Gun rights activists in Virginia are questioning the legal strength of Governor McAuliffe’s ban on firearms in some state agencies.

Last October, McAuliffe signed Executive Order 50, which put in place new regulation dealing with firearms.

That order banned the public from open and concealed carry of guns in executive branch state agencies, including DMV locations and ABC stores. The order does not apply to law enforcement.

Virginia Citizens Defense League President, Philip Van Cleave, says he researched the issue following the governor's announcement.

Ultimately, Van Cleave and the governor's office confirmed Friday for those who disregard the firearms ban, they're at risk of trespassing, but not a gun crime.

"I just felt people should know that. They can make up their own decisions but you're not being a criminal you can decide for yourself what you want to do," said Van Cleave.
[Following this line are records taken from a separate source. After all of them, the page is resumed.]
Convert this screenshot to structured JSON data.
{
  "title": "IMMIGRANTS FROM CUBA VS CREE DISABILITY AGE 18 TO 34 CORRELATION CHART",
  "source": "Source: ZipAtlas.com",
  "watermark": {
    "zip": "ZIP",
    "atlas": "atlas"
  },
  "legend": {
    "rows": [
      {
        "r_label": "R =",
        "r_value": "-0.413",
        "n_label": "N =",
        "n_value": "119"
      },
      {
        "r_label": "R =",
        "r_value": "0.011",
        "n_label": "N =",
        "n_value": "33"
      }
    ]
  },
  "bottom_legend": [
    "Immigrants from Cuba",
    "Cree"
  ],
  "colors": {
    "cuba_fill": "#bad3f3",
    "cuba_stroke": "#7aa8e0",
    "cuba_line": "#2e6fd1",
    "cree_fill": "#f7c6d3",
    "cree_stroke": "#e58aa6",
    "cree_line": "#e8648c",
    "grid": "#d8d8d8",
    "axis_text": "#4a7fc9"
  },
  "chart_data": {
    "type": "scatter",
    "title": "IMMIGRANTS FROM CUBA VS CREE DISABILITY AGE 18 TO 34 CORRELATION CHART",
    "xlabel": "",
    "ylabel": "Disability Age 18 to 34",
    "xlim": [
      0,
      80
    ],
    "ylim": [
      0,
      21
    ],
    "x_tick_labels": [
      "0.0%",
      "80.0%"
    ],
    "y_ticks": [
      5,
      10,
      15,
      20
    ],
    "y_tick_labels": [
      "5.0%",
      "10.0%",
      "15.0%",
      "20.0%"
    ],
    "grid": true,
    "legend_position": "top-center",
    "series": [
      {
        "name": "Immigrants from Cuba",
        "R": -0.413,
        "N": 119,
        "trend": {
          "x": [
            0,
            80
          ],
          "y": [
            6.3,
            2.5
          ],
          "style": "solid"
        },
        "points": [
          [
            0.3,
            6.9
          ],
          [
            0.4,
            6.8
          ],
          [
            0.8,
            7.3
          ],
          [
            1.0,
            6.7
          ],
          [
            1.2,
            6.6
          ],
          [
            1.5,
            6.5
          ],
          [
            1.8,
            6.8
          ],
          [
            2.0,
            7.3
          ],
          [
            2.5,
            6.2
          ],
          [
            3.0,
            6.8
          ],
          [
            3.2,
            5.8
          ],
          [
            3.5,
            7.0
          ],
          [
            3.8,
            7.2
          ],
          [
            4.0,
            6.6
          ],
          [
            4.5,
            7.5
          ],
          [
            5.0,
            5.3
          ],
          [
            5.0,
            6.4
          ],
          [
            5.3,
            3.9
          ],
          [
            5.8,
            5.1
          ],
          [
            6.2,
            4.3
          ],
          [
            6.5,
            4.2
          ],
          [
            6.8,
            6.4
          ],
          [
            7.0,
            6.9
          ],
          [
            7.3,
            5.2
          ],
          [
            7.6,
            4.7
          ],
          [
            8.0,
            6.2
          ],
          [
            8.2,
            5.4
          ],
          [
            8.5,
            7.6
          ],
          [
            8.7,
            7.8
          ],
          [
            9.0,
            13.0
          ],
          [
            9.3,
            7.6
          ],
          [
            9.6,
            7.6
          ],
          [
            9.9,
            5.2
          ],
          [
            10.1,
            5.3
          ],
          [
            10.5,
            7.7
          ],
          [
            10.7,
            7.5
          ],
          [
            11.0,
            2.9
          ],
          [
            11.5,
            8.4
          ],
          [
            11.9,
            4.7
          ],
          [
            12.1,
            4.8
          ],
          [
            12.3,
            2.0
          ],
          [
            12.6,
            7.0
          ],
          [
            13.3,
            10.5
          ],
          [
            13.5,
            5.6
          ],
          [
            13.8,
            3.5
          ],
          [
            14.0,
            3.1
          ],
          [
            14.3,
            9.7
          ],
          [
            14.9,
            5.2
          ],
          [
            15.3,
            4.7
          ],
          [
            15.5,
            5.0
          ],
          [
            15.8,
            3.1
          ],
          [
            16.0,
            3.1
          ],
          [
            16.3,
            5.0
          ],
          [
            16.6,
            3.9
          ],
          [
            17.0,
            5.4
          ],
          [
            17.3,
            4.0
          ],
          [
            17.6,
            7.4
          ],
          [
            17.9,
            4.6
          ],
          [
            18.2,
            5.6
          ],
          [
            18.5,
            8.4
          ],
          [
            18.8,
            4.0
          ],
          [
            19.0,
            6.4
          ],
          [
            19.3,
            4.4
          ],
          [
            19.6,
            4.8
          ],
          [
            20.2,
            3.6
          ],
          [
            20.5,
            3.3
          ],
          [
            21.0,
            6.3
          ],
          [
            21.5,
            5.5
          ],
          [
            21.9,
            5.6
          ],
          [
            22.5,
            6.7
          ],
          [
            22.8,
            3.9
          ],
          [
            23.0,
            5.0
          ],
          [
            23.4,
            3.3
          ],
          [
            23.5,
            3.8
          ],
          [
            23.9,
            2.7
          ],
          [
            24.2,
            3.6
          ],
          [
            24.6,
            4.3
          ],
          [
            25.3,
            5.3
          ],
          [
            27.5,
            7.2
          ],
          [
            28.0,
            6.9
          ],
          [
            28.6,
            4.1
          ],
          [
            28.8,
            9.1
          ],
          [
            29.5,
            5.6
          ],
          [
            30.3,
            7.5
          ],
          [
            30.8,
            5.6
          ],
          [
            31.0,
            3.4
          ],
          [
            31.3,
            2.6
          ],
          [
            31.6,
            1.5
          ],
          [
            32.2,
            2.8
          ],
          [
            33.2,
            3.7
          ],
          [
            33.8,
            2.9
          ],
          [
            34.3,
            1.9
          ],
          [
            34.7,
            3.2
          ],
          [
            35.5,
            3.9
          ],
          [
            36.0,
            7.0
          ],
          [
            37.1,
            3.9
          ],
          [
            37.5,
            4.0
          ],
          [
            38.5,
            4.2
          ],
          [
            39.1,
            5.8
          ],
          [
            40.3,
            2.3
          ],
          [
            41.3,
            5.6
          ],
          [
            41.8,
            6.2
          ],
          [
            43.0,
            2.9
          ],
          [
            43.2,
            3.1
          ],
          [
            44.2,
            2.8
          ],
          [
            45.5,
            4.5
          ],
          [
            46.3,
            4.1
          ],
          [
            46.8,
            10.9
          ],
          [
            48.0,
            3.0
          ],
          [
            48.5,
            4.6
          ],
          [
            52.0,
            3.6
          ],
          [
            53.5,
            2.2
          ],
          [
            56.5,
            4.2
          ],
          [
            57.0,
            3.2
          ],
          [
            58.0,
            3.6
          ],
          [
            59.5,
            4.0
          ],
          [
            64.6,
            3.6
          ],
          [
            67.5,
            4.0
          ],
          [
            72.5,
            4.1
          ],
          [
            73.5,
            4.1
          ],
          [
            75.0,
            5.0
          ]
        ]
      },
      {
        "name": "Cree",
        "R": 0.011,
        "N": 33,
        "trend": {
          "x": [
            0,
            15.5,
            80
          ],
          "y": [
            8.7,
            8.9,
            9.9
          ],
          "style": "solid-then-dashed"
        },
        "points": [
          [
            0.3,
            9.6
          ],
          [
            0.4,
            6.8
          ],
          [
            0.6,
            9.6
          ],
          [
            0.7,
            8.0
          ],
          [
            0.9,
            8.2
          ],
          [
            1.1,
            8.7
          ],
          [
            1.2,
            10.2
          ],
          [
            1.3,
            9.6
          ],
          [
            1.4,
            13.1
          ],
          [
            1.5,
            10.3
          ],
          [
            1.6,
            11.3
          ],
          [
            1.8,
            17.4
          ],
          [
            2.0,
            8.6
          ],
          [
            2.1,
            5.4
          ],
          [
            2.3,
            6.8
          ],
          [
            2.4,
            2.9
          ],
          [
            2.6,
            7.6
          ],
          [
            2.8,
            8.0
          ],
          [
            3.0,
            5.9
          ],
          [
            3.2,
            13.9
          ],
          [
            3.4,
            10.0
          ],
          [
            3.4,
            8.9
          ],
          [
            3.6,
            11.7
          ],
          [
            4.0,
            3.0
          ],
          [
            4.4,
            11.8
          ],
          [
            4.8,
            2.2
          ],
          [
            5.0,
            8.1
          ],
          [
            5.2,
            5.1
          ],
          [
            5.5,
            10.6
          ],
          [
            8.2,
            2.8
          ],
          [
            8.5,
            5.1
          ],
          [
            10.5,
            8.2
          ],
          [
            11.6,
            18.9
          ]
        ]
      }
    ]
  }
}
Brian Coy, the governor’s spokesperson, affirmed the order is a policy and if a gun owner is asked to leave at one of these locations, the punishment would be trespassing.

"If you enter a facility that's under the purview of this order, you'll be asked to leave or you'll deny entry. If you're respectful, that should be the end of the story," said Coy.

The Republican-controlled General Assembly passed a bill this year that would have undone the governor's order; however, McAuliffe vetoed that measure.

"I think that this is the governor kind of using his bully pulpit to be a bully. Law-abiding gun owners are the ones who have the concealed carry permits anyway. That's 400,000 Virginians and they manage to go in and out of ABC stores and DMVs across Virginia for the last 50 years without any incident," said 22nd District Senator Tom Garrett Jr. (R).

Van Cleave says one of his ongoing concerns is that common criminals or terrorists now know firearms are restricted at these sites, and one could become a target.